Bitter Moon/Savage Nights. A couple of silly, violent, perverse, sexy, and deeply personal movies about screwed-up fringe dwellers, told with stargazing, overwrought emotion. The first is about a bitter would-be novelist who gets sucked into a psychosexual whirlpool in modern-day Europe, and the second is about a bisexual, HIV-positive musician, filmmaker, and hopeless hedonist living out his final days in early-'80s Paris. But they have more in common than tone. Bitter Moon's director, exiled filmmaker Roman Polanski, and the creator of Savage Nights, writer-director-star Cyril Collard (who died of complications from AIDS shortly after his first and only feature premiered in Europe), might have been demonically possessed when they made these pictures. You don't so much watch them as witness them, like train derailments or volcanic eruptions. Even if you end up despising them, you damn sure know you've seen something unique.

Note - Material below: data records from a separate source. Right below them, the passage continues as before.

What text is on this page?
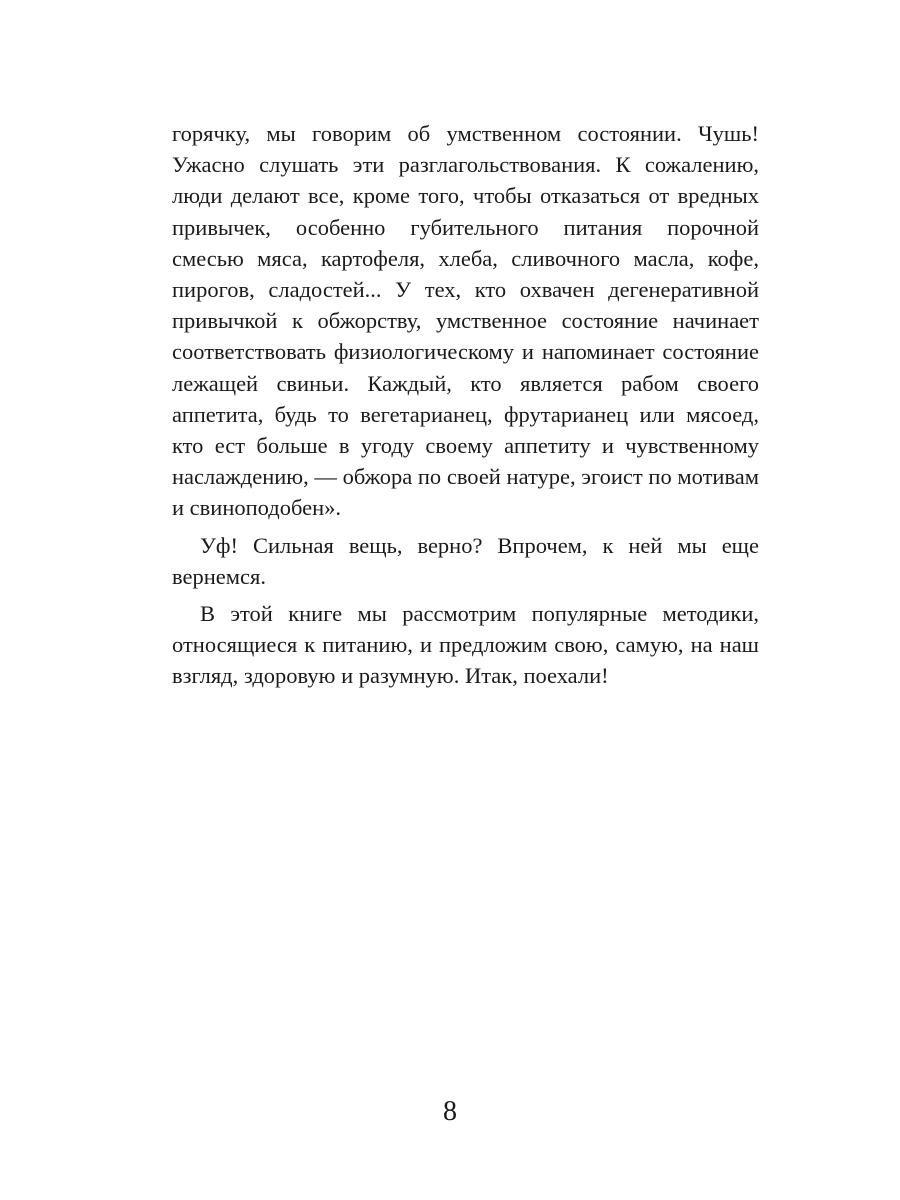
горячку, мы говорим об умственном состоянии. Чушь! Ужасно слушать эти разглагольствования. К сожалению, люди делают все, кроме того, чтобы отказаться от вредных привычек, особенно губительного питания порочной смесью мяса, картофеля, хлеба, сливочного масла, кофе, пирогов, сладостей... У тех, кто охвачен дегенеративной привычкой к обжорству, умственное состояние начинает соответствовать физиологическому и напоминает состояние лежащей свиньи. Каждый, кто является рабом своего аппетита, будь то вегетарианец, фрутарианец или мясоед, кто ест больше в угоду своему аппетиту и чувственному наслаждению, — обжора по своей натуре, эгоист по мотивам и свиноподобен».

Уф! Сильная вещь, верно? Впрочем, к ней мы еще вернемся.

В этой книге мы рассмотрим популярные методики, относящиеся к питанию, и предложим свою, самую, на наш взгляд, здоровую и разумную. Итак, поехали!

8
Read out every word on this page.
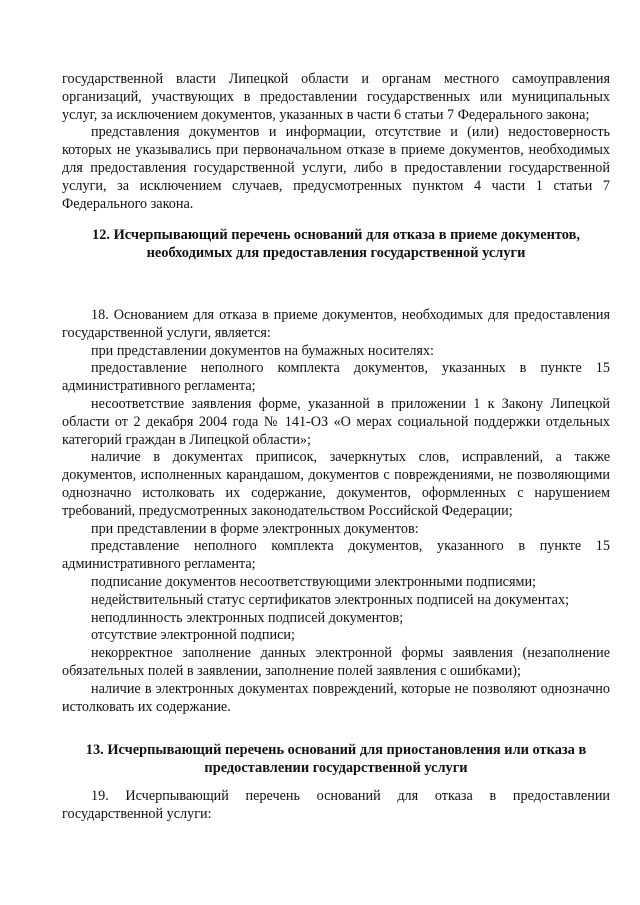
государственной власти Липецкой области и органам местного самоуправления организаций, участвующих в предоставлении государственных или муниципальных услуг, за исключением документов, указанных в части 6 статьи 7 Федерального закона;

представления документов и информации, отсутствие и (или) недостоверность которых не указывались при первоначальном отказе в приеме документов, необходимых для предоставления государственной услуги, либо в предоставлении государственной услуги, за исключением случаев, предусмотренных пунктом 4 части 1 статьи 7 Федерального закона.

12. Исчерпывающий перечень оснований для отказа в приеме документов, необходимых для предоставления государственной услуги

18. Основанием для отказа в приеме документов, необходимых для предоставления государственной услуги, является:

при представлении документов на бумажных носителях:

предоставление неполного комплекта документов, указанных в пункте 15 административного регламента;

несоответствие заявления форме, указанной в приложении 1 к Закону Липецкой области от 2 декабря 2004 года № 141-ОЗ «О мерах социальной поддержки отдельных категорий граждан в Липецкой области»;

наличие в документах приписок, зачеркнутых слов, исправлений, а также документов, исполненных карандашом, документов с повреждениями, не позволяющими однозначно истолковать их содержание, документов, оформленных с нарушением требований, предусмотренных законодательством Российской Федерации;

при представлении в форме электронных документов:

представление неполного комплекта документов, указанного в пункте 15 административного регламента;

подписание документов несоответствующими электронными подписями;

недействительный статус сертификатов электронных подписей на документах;

неподлинность электронных подписей документов;

отсутствие электронной подписи;

некорректное заполнение данных электронной формы заявления (незаполнение обязательных полей в заявлении, заполнение полей заявления с ошибками);

наличие в электронных документах повреждений, которые не позволяют однозначно истолковать их содержание.

13. Исчерпывающий перечень оснований для приостановления или отказа в предоставлении государственной услуги

19. Исчерпывающий перечень оснований для отказа в предоставлении государственной услуги:
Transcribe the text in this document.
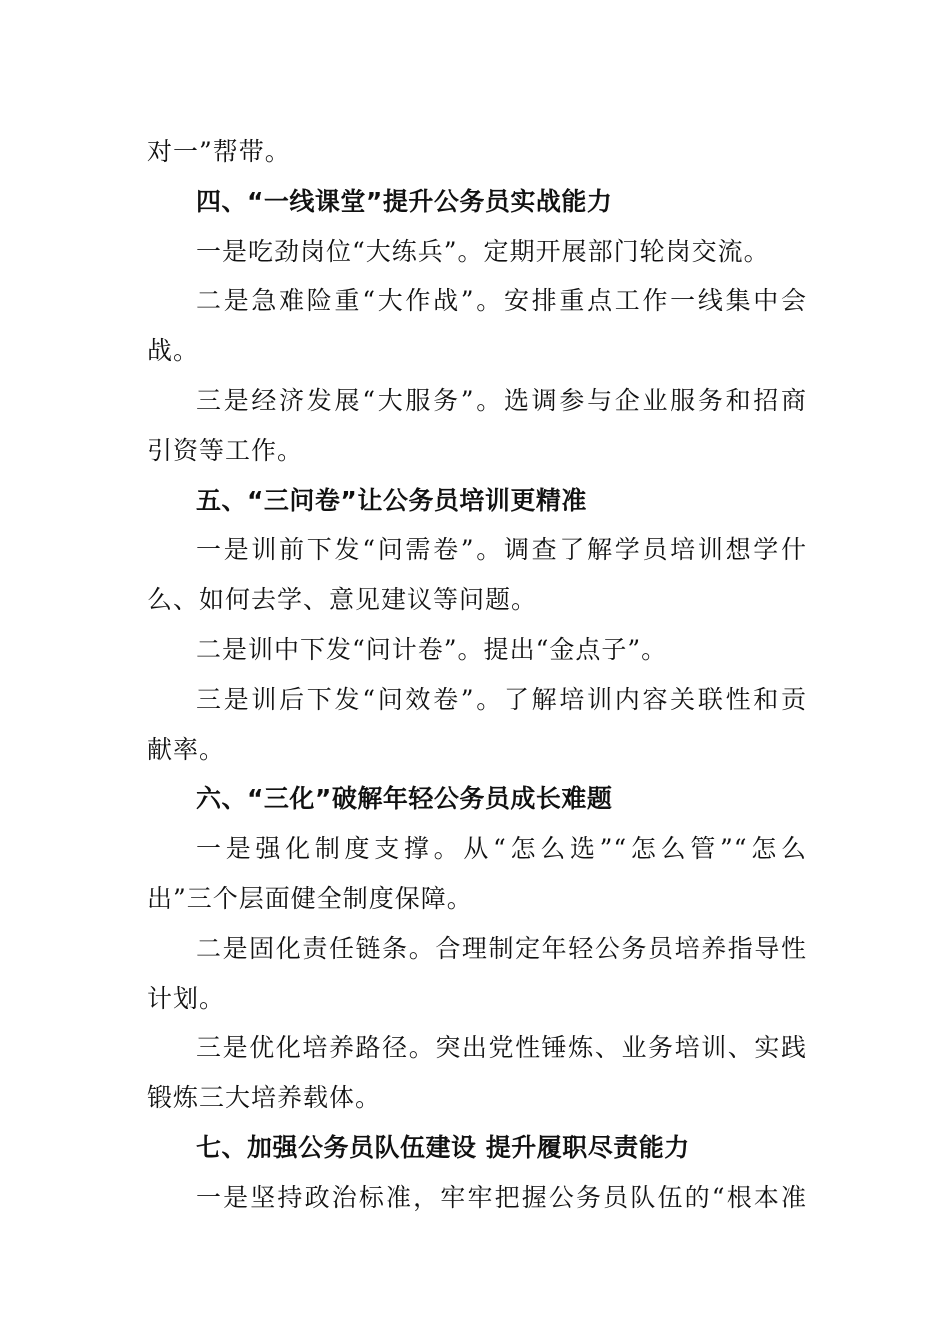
对一”帮带。
四、“一线课堂”提升公务员实战能力
一是吃劲岗位“大练兵”。定期开展部门轮岗交流。
二是急难险重“大作战”。安排重点工作一线集中会
战。
三是经济发展“大服务”。选调参与企业服务和招商
引资等工作。
五、“三问卷”让公务员培训更精准
一是训前下发“问需卷”。调查了解学员培训想学什
么、如何去学、意见建议等问题。
二是训中下发“问计卷”。提出“金点子”。
三是训后下发“问效卷”。了解培训内容关联性和贡
献率。
六、“三化”破解年轻公务员成长难题
一是强化制度支撑。从“怎么选”“怎么管”“怎么
出”三个层面健全制度保障。
二是固化责任链条。合理制定年轻公务员培养指导性
计划。
三是优化培养路径。突出党性锤炼、业务培训、实践
锻炼三大培养载体。
七、加强公务员队伍建设 提升履职尽责能力
一是坚持政治标准，牢牢把握公务员队伍的“根本准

The Bride with White Hair. At heart, this Chinese action melodrama about two assassins (Leslie Cheung and Bridget Lin) working for rival medieval clans who fall madly in love is yet another retelling of Romeo and Juliet. But director Ronni Yu, who shot the entire picture on freakishly stylized indoor sets, and staged the love scenes and combat sequences with the bold eye of a modern dance choreographer, lent the proceedings an enchanted aura of feverish dreaminess. Along with The Crow, this was the most visually exciting feature film of the year.
The Crow. The plot is just a bloody MTV crossbreeding of the Dead Girlfriend pop song genre and a Charles Bronson revenge flick: a grunge guitarist named Eric Draven (the late Brandon Lee, in a sexy, touching, and scary star turn that hinted at great things to come) returns from the dead to avenge the murders of himself and his fiancee at the hands of slimy criminals. But director Alex Proyas drenched the story in apocalyptic longing and staged the hero's tragic quest with such jaw-dropping visual panache that the film attained an operatic grandeur. It's the best comic book movie ever made.
Heavenly Creatures. From New Zealand filmmaker Peter Jackson came this sublimely woozy retelling of that country's most sensational murder, which saw two teenage girls named Pauline and Juliet murder a parent they feared might break up their passionate friendship. What I loved about it--even more than Jackson's stunning grasp of film technique and his obvious sympathy for his obsessive heroines--was the way he recaptured the yearning, burning, almost religious myopia of adolescence.
The Lion King. Yes, it contains the same basic elements as nearly all Disney animated features. But sonnets and haiku and ballads are all constructed from the same raw materials, too, and infinite variation is still possible if the artists are skillful, brave, and full of passion. The most emotionally powerful animated feature since Dumbo, the film also had a dark, epic look that linked it to the finest works of Welles and Kurosawa.
Little Women. Mix together a smart director (Gillian Armstrong), a sharp screenplay from a classic novel, and a cast full of radiant women (including Winona Ryder, Trini Alvarado, Kirsten Dunst, and Susan Sarandon). The result? The best old-fashioned studio movie of the year.
The Lost Words. The best no-budget indie of 1994, this story of a depressed New York musician (amusingly played by singer-songwriter Michael Kaniecki) coping with a disintegrating love life was as funny and smart as the best of Woody Allen and Albert Brooks, with a bitter edge that helped director Scott Saunders steer clear of sentimentality. Nice soundtrack, too.